Оставалось одно — убедить Бербеджа не претендовать на триумфальную роль, что было по меньшей мере наивно. Решение пришло, как часто бывает, внезапно.
— Ну что, может шпаги решат, кому его играть, а? И будем сами как король и Генри? — пошутил однажды Уилл при обсуждении предстоящей постановки.
— Да, — помедлив, откликнулся Бербедж. — Что-то это напоминает.
— Вот только кто из нас Ричард, кто Генри? — спросил Уилл и охнул, будто глотнул горячего.
— Что с тобой?
— Ну, конечно! Это то, что нам с тобой надо! Ей-богу! Такого еще не было ни у кого!
— Чего не было?
— Ты же спросил только что — «Кто из нас Ричард, кто Генри»? Понимаешь?
— Нет, ваша премудрость.
— Мы будем меняться ролями. Нам нужно играть их по очереди, — глаза Уилла заблестели, — и сборы тогда вдвое взлетят.
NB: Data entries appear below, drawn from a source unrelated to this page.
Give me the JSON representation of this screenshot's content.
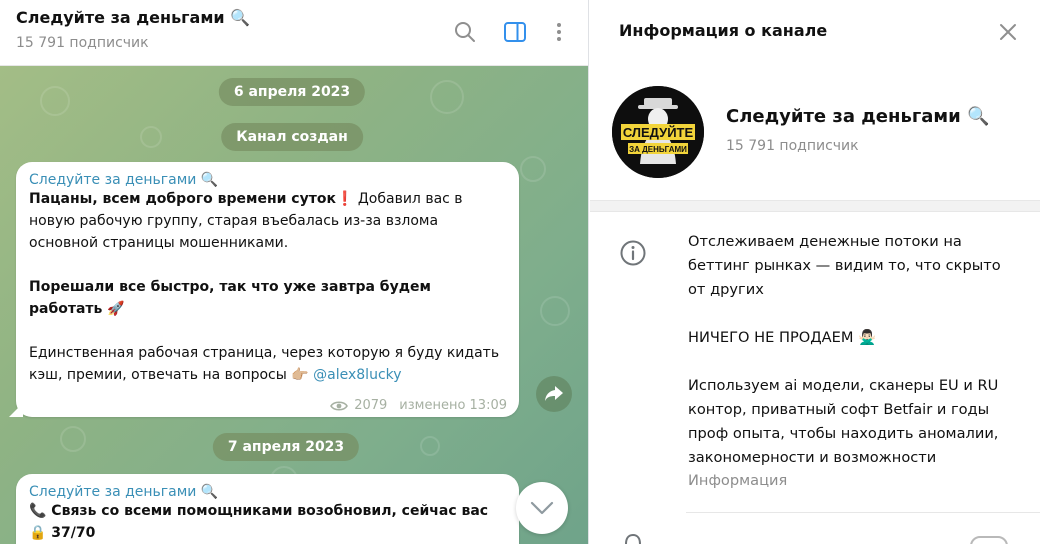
{
  "chat": {
    "title": "Следуйте за деньгами 🔍",
    "subtitle": "15 791 подписчик"
  },
  "dates": [
    "6 апреля 2023",
    "7 апреля 2023"
  ],
  "service_message": "Канал создан",
  "messages": [
    {
      "author": "Следуйте за деньгами 🔍",
      "bold_1": "Пацаны, всем доброго времени суток❗️",
      "text_1": " Добавил вас в новую рабочую группу, старая въебалась из-за взлома основной страницы мошенниками.",
      "bold_2": "Порешали все быстро, так что уже завтра будем работать 🚀",
      "text_2": "Единственная рабочая страница, через которую я буду кидать кэш, премии, отвечать на вопросы 👉🏼 ",
      "link": "@alex8lucky",
      "views": "2079",
      "edited": "изменено 13:09"
    },
    {
      "author": "Следуйте за деньгами 🔍",
      "bold_1": "📞 Связь со всеми помощниками возобновил, сейчас вас",
      "bold_2": "🔒 37/70"
    }
  ],
  "info": {
    "title": "Информация о канале",
    "channel_name": "Следуйте за деньгами 🔍",
    "subscribers": "15 791 подписчик",
    "avatar_text_top": "СЛЕДУЙТЕ",
    "avatar_text_bottom": "ЗА ДЕНЬГАМИ",
    "description": [
      "Отслеживаем денежные потоки на беттинг рынках — видим то, что скрыто от других",
      "НИЧЕГО НЕ ПРОДАЕМ 🙅🏻‍♂️",
      "Используем ai модели, сканеры EU и RU контор, приватный софт Betfair и годы проф опыта, чтобы находить аномалии, закономерности и возможности"
    ],
    "description_label": "Информация"
  },
  "colors": {
    "accent": "#3a8fb6",
    "sidebar_icon": "#3390ec",
    "avatar_yellow": "#f2d43a"
  }
}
Обмен ролями. Впервые они применили этот ход на представлении пьесы 9 и 10 декабря 1595 года в доме члена парламента Эдуарда Хоби в присутствии Роберта Сесиля, сына министра королевы лорда Берли. На первом представлении Ричарда играл Бербедж, на втором — Уильям.
Успех был ошеломляющим даже в пределах домашнего зала и ограниченного числа гостей. Триумф последовал затем и в городе, и на протяжении всех гастролей. Теперь «Ричард», подкрепленный еще и изданной пьесой, которую предполагали продавать по ходу представления, давал надежду на хороший заработок. О том, кто будет с сумкой через плечо лавировать по рядам и между стоячими зрителями, ни у кого не вызывало сомнений. У Себастиана тоже.
В Бристоль они въехали на рассвете. Лучшее время, когда усталость от предыдущего дня забыта, в лицо веет утренний ветер, и все вокруг торопятся развести свои товары и разложить их по лавкам, занять место в порту или расселиться в гостиницах.
Бристоль лежал на правом берегу их родного Эйвона, что разливался здесь, вольно впадая в залив, чтобы соединиться с могучими течениями океана.